The second part of a road trip is deciding how you want to get there. You get out your mapping software, Google, and local reviews and you plot out all the places you want to go, then decide on your route. How far will you drive in a day? Which route has the most rest stops? Which route connects to all the desired waypoints?
In email marketing, these are your tactics, your day to day strategies that govern how you choose to send email. Do you send a weekly newsletter or a monthly newsletter? Do you have a content calendar? Where does your content come from?
Tactics need to be measured too, at least at the level of whether or not they were successfully executed. Did you ship your newsletter on time? Did your graphic designer get you all your creatives?
The final part of the road trip is methods, the individual choices you make along the way. Do you drive 55 MPH and get there a little slower, but without any speeding tickets? Do you park in the sun or the shade? Methods are tiny individual choices that may or may not influence the outcome of the road trip but can certainly change how it feels when you’re driving down the road. For example, you can get greater fuel efficiency by not using the air conditioner, but if your road trip is through Texas in July, you’ll sacrifice a great deal of comfort for a few dollars on gas.
In email marketing, methods are the choices you make in your email, most often the ones you are testing when you do A/B split testing. Do you put in a green button or a blue button?
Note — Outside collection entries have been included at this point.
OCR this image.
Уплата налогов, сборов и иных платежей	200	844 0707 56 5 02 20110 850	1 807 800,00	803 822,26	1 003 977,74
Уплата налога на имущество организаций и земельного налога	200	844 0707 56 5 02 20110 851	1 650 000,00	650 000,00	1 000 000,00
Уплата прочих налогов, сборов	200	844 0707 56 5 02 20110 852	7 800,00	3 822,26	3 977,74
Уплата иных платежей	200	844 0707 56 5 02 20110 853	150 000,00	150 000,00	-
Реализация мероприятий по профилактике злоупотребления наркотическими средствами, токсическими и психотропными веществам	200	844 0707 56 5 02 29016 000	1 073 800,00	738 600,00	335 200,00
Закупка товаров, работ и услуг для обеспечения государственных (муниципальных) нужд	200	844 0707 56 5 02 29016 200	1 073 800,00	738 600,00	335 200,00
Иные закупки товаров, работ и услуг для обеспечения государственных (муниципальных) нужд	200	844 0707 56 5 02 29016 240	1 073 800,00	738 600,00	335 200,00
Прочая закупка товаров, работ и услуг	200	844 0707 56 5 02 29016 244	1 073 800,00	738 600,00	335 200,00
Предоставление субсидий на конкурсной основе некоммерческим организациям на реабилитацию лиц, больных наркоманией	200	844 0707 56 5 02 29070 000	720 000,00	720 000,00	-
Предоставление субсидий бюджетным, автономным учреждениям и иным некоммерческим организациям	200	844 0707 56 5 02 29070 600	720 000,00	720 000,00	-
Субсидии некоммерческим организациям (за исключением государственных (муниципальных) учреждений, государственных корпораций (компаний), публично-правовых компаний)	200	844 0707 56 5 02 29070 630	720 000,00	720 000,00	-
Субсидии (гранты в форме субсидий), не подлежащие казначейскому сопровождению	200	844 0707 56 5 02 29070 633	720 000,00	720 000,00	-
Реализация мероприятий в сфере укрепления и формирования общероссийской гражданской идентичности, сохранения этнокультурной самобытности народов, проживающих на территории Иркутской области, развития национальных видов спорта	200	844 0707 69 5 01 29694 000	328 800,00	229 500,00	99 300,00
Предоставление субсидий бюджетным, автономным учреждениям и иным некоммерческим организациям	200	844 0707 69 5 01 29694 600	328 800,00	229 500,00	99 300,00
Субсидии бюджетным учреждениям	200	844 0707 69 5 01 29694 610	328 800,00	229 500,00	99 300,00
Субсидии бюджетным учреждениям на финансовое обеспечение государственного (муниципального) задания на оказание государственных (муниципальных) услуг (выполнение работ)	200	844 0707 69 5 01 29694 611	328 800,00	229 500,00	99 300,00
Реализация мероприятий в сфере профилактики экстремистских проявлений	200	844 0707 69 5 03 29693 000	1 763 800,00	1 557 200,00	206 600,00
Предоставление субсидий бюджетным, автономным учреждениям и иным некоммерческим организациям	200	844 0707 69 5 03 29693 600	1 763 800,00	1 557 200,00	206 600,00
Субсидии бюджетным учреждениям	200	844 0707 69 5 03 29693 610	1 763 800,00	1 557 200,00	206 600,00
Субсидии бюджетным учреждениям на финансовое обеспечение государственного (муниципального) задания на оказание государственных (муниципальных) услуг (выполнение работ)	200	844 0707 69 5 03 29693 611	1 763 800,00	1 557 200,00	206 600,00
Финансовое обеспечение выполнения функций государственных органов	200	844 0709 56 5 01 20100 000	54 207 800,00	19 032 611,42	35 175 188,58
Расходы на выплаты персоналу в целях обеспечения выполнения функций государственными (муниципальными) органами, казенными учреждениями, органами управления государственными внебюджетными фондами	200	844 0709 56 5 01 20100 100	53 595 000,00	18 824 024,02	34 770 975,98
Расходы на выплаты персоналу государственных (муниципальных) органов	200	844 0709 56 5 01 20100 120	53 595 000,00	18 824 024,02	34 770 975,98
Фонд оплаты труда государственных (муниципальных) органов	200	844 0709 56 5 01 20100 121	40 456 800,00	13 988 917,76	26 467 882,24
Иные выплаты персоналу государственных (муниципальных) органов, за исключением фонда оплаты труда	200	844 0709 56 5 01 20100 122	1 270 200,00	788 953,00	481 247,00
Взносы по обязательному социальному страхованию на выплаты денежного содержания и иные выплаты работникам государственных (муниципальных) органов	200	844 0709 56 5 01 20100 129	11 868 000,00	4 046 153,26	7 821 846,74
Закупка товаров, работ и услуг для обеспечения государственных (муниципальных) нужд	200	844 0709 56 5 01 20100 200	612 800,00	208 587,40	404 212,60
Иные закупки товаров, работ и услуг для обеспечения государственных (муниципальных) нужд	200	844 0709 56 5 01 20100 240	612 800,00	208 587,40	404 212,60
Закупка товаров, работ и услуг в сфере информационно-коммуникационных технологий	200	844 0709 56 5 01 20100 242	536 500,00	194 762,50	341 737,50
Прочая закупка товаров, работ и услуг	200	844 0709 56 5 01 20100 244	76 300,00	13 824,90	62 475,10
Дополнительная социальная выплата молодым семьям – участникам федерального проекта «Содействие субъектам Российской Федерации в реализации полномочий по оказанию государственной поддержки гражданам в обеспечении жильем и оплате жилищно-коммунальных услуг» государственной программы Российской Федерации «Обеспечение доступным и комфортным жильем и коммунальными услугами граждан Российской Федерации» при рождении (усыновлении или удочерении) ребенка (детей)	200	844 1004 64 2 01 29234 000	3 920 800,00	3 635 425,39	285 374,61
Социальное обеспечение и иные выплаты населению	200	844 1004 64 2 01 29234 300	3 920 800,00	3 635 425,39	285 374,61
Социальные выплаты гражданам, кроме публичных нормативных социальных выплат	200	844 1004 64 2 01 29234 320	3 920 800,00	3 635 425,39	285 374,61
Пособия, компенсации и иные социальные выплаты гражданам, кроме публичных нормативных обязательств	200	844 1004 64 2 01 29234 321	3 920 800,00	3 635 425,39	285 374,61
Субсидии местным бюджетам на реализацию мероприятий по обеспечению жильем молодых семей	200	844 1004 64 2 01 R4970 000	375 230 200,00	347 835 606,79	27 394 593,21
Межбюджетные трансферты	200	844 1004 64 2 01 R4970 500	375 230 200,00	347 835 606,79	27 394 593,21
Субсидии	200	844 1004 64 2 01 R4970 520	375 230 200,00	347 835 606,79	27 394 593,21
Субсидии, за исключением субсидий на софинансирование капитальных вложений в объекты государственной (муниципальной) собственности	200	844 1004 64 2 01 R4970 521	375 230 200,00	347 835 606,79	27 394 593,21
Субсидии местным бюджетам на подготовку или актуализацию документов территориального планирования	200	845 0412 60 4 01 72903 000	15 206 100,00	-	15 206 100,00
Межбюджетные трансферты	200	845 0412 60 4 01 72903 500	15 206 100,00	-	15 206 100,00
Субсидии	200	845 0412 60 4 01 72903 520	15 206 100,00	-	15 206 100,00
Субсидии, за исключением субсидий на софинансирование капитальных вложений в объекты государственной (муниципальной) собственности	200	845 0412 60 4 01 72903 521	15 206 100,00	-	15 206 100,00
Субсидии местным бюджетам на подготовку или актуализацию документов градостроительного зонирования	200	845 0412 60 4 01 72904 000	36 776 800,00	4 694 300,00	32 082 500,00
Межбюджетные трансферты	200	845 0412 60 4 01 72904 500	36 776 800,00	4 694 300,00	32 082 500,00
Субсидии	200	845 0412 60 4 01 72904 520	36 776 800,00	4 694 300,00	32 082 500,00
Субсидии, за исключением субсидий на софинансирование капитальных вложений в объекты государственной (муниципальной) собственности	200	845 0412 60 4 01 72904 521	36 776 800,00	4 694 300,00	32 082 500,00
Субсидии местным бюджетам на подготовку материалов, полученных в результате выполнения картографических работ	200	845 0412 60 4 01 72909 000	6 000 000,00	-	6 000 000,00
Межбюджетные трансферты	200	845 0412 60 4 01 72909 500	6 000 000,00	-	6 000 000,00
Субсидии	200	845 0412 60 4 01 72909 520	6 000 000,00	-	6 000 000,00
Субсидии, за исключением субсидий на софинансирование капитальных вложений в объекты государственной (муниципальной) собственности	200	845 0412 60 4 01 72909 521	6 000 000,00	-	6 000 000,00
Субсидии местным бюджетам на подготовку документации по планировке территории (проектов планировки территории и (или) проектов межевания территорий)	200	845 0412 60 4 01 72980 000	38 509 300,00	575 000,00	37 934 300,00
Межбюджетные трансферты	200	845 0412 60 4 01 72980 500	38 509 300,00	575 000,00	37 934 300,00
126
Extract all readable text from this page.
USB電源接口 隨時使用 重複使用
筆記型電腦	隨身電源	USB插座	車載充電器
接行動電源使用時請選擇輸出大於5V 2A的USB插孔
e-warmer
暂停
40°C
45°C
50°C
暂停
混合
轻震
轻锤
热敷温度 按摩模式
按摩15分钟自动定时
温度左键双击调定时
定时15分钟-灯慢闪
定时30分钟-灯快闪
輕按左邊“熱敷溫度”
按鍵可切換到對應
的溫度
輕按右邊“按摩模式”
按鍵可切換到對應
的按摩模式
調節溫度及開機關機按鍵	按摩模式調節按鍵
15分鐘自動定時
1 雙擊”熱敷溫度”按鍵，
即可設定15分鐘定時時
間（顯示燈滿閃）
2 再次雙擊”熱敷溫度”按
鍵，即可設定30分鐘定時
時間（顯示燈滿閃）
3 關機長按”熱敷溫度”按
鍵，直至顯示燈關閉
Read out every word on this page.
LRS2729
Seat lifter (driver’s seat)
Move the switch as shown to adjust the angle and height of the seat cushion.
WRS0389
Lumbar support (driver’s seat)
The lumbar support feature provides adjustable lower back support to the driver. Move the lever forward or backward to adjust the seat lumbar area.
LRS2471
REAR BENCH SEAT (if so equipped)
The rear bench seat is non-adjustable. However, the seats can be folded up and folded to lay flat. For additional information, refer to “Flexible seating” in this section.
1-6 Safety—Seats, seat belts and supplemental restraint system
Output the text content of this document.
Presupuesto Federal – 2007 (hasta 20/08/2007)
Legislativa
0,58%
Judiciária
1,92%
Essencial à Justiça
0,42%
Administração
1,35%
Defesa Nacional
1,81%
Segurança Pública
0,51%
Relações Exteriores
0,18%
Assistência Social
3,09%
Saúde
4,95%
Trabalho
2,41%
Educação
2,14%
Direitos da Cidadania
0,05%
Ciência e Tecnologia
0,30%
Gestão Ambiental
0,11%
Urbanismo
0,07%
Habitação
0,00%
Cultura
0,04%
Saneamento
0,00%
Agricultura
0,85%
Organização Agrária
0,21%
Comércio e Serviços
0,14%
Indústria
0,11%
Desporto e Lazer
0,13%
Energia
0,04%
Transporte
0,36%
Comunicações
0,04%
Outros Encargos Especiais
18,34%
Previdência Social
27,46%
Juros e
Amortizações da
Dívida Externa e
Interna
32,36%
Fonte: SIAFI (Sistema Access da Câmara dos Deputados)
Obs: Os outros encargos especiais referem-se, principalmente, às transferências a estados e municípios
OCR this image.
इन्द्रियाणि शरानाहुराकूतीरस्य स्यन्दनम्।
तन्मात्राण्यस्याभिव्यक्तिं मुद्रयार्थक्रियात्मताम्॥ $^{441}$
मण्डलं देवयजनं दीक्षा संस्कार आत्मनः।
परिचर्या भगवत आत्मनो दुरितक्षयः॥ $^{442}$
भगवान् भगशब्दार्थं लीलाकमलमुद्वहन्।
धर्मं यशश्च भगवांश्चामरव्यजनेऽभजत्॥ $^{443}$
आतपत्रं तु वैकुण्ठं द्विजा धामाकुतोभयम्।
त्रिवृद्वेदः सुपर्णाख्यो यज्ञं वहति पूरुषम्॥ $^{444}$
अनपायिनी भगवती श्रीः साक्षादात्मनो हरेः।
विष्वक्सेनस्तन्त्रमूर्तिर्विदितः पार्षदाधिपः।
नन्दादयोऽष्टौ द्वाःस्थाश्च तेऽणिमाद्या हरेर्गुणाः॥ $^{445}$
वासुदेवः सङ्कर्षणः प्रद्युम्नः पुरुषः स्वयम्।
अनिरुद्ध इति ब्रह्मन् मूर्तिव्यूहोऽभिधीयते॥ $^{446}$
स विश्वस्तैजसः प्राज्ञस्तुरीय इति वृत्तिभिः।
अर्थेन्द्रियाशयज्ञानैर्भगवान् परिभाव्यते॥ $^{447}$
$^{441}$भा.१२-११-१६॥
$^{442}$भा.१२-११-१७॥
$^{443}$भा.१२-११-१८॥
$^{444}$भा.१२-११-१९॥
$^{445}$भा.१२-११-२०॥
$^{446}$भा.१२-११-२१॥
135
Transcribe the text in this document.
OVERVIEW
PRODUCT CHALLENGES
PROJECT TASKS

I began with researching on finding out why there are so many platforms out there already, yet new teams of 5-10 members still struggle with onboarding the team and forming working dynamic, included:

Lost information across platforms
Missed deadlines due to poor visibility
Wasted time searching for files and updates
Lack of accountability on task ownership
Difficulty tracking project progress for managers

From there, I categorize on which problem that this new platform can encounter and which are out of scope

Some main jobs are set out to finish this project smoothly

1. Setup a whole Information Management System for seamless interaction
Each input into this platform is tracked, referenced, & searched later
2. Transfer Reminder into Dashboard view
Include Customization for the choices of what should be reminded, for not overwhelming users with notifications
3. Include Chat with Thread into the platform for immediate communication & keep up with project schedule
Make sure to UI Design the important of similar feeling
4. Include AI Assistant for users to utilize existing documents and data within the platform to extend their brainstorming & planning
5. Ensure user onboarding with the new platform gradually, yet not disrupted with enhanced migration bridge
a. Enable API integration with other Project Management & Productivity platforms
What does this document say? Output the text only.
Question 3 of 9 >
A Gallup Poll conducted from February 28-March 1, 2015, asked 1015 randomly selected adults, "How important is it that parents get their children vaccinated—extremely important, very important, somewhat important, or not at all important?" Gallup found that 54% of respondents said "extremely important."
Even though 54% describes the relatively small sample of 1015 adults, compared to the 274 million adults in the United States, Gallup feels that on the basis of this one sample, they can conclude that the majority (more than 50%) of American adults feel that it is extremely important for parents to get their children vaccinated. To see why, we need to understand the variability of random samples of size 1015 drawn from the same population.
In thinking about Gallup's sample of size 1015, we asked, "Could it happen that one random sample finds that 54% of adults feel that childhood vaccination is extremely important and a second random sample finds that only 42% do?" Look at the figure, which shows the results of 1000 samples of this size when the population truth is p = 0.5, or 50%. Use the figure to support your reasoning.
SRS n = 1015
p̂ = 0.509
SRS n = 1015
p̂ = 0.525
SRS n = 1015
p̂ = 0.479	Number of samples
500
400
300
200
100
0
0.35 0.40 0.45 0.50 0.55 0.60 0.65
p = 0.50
Do you go for a shorter newsletter or a longer newsletter? What subject line will you use?
Do methods need to be measured? Yes, to judge the individual small choices and improve upon them, much in the same way that you’d want to measure your fuel efficiency and improve upon it when driving. Each individual small method may not have a great impact on the final outcome (inflating tires to maximum safe pressure, for example, will give you about 1-4% more fuel efficiency), but in aggregate they can add up significantly.
The danger that most email marketers run into is confusing strategy, tactics, and methods. A/B split testing isn’t a strategy, much in the same way that driving 55 MPH isn’t a strategy. None of these methods have anything to do with choosing a destination.
More important, if you’re not getting results out of your email marketing program, consider whether you’ve got a viable strategy (destination) first before questioning your tactics and methods. It doesn’t matter how fast you make the car go if you’re driving in the wrong direction, and it doesn’t matter how much you optimize your open rates or click rates if you don’t have a business goal.